I have a helper class called Mapfile that takes a filename, mmaps it into memory, and gives me a pointer and a size. Then, I walk through that memory, find the beginnings of words and process them. The innermost for loop walks through the letters in the word, and puts them into the dictionary (creating new entries as required). (We're assuming the input is sanitized and has just lowercase letters; you can add checks of course.)

To test if a word is valid, we have the following:

bool
isvalid (string word)
{
  Dict *d = &root;
  for (auto & c : word) {
    c = tolower (c) - 'a';
    if (!d -> next [c]) return (false);
    d = d -> next [c];
  }
  return (d -> terminal);
}

I can just hear the relays in the central office clicking away! Each letter is used as an index into the 26 element array, and if we can't proceed to the next letter, then it's not a word! If we were able to process all the letters, then it might be a word. We use the terminal bool to tell if that letter is the end of a word. For example, “app” is a word, and so is “apple” — but if I looked up “app”, there are more letters possible. The terminal flag will be set when I encounter “app,” letting me know that that sub-string is a word on its own and is thus ok.

The opposite works too — just getting “flou” isn't enough — it's not a real word. The word “flour” is good, or “flounder,” but not “flou”. Thus, “flou” would have terminal set to false.

Finally, here's the code for isprefix. The implementation is just the same as isvalid, except we're ok with the word just being a prefix, and not a full word.

bool
isprefix (string word)
{
  Dict *d = &root;
  for (auto & c : word) {
    c = tolower (c) - 'a';
    if (!d -> next [c]) return (false);
    d = d -> next [c];
  }
  return (true);
}

Size?

Yes. It's big. On a 64-bit architecture, each pointer is 64 bits. Assuming some padding, each Dict structure is thus 27 x 8 = 216 bytes:

Dictionary Words Characters Dict objects Bytes
small 2,294 16,172 5,183 1.1MB
big 171,855 1,691,993 380,468 82.2MB
(ratio) 74.9X 104.6X 73.4X

Interesting, no?
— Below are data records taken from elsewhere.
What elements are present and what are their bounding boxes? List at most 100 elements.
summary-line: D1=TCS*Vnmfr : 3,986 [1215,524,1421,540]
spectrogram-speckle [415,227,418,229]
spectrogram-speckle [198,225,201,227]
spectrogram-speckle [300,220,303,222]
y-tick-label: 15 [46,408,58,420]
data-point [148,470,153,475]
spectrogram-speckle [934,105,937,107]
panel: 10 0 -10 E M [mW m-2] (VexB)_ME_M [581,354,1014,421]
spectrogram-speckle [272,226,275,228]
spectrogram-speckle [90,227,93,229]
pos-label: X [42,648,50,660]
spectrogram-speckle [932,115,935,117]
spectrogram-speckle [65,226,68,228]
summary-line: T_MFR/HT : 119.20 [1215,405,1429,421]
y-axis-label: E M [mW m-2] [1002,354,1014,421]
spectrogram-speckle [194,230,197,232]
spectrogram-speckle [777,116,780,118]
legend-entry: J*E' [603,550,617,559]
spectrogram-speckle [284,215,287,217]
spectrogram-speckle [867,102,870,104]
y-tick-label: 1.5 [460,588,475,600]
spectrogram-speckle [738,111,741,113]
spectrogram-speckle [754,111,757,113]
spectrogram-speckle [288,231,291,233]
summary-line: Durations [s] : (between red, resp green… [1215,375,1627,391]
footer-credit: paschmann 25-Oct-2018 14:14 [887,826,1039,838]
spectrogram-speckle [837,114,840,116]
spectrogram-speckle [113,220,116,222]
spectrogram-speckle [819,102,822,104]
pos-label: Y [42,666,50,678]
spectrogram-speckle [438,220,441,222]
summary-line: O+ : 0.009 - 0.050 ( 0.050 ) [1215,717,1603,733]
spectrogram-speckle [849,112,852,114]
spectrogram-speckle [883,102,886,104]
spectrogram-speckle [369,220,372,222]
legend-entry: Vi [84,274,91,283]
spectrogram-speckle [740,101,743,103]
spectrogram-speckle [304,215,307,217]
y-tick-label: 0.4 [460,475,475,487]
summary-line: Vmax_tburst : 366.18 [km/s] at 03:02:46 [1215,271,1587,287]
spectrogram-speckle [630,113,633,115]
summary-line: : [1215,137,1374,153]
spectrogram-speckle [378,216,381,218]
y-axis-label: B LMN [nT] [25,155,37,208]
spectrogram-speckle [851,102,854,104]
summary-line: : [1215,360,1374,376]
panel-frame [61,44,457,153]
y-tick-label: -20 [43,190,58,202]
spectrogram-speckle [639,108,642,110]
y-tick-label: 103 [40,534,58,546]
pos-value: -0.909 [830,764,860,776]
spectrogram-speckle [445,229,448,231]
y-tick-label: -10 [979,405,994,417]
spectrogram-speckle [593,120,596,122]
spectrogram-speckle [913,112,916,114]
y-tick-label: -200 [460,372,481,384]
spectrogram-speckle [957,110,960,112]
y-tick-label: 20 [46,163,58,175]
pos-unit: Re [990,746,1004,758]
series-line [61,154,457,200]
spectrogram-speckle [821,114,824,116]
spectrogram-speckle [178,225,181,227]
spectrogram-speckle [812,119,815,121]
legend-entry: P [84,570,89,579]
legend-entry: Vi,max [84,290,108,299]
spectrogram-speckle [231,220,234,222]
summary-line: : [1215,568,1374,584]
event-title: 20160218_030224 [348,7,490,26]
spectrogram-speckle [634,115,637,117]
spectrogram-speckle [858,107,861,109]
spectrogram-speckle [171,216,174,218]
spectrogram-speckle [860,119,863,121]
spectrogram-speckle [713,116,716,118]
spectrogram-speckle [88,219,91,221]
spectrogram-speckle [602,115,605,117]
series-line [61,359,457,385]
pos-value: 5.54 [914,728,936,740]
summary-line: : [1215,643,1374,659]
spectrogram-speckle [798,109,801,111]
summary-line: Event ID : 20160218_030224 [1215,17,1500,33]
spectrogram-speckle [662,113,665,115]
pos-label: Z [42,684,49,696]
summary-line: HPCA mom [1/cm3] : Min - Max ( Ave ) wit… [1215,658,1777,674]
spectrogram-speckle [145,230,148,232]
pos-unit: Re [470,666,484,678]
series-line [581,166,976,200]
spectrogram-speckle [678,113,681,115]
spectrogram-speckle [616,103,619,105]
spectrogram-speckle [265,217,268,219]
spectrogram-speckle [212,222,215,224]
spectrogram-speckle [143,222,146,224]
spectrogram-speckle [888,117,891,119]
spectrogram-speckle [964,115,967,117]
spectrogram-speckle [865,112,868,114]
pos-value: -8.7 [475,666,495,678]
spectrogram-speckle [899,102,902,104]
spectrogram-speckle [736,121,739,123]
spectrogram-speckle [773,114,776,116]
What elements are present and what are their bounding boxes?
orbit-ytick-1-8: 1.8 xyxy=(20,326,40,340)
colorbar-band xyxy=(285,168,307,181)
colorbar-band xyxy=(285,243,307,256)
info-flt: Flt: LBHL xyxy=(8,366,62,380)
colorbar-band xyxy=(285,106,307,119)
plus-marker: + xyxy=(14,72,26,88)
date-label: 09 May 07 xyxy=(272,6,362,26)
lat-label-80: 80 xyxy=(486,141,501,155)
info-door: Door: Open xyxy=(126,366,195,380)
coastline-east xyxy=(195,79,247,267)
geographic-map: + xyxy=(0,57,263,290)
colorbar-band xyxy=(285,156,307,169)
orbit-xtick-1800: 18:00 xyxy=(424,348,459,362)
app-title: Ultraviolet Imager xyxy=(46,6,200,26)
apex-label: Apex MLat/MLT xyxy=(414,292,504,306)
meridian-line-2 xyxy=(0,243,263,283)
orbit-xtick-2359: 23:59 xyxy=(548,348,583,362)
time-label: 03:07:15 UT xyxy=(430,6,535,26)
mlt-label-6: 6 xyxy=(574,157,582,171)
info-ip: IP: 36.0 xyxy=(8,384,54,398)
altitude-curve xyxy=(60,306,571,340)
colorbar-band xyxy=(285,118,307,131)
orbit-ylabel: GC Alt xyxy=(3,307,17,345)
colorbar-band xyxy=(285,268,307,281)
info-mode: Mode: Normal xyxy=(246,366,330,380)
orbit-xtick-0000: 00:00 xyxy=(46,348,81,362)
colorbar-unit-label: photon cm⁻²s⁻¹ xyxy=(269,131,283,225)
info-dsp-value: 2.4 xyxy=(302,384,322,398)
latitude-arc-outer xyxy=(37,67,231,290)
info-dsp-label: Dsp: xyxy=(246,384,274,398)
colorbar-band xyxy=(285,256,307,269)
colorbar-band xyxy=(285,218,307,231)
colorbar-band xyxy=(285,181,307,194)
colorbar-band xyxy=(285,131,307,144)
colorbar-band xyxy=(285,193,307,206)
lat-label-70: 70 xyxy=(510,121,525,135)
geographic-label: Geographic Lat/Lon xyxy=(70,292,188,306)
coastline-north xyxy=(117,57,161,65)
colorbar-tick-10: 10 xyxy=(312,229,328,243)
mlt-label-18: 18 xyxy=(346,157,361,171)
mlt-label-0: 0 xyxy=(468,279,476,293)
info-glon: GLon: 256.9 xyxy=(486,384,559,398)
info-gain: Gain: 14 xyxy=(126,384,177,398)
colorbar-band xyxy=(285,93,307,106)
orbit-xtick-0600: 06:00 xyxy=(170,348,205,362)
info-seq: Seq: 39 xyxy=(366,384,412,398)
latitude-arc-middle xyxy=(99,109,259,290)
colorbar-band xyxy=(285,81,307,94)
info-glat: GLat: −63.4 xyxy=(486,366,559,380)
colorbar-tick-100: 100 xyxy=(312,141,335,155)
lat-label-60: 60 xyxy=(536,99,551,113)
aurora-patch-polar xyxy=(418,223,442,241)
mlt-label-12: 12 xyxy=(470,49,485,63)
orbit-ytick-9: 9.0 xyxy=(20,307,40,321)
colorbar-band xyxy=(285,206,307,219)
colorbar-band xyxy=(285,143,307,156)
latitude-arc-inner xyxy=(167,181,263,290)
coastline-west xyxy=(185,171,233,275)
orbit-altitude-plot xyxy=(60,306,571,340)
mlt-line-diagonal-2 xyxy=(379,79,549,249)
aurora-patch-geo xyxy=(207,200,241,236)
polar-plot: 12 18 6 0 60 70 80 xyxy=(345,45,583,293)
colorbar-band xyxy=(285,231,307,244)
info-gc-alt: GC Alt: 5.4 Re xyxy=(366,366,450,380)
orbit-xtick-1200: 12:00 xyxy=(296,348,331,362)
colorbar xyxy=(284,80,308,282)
The ratio of object sizes is smaller (albeit slightly) than the number of word sizes.

Comparing objects to words gives a 2.26X ratio for the small dictionary and a 2.21X ratio for the big one.

Speed?

I'm glad you asked — it's the fastest. Whereas a binary search would have to do some number (we had said between 12 and 18, above) of lookups, each of which would require a comparison of at least one letter, this just walks along the letter and does a direct lookup.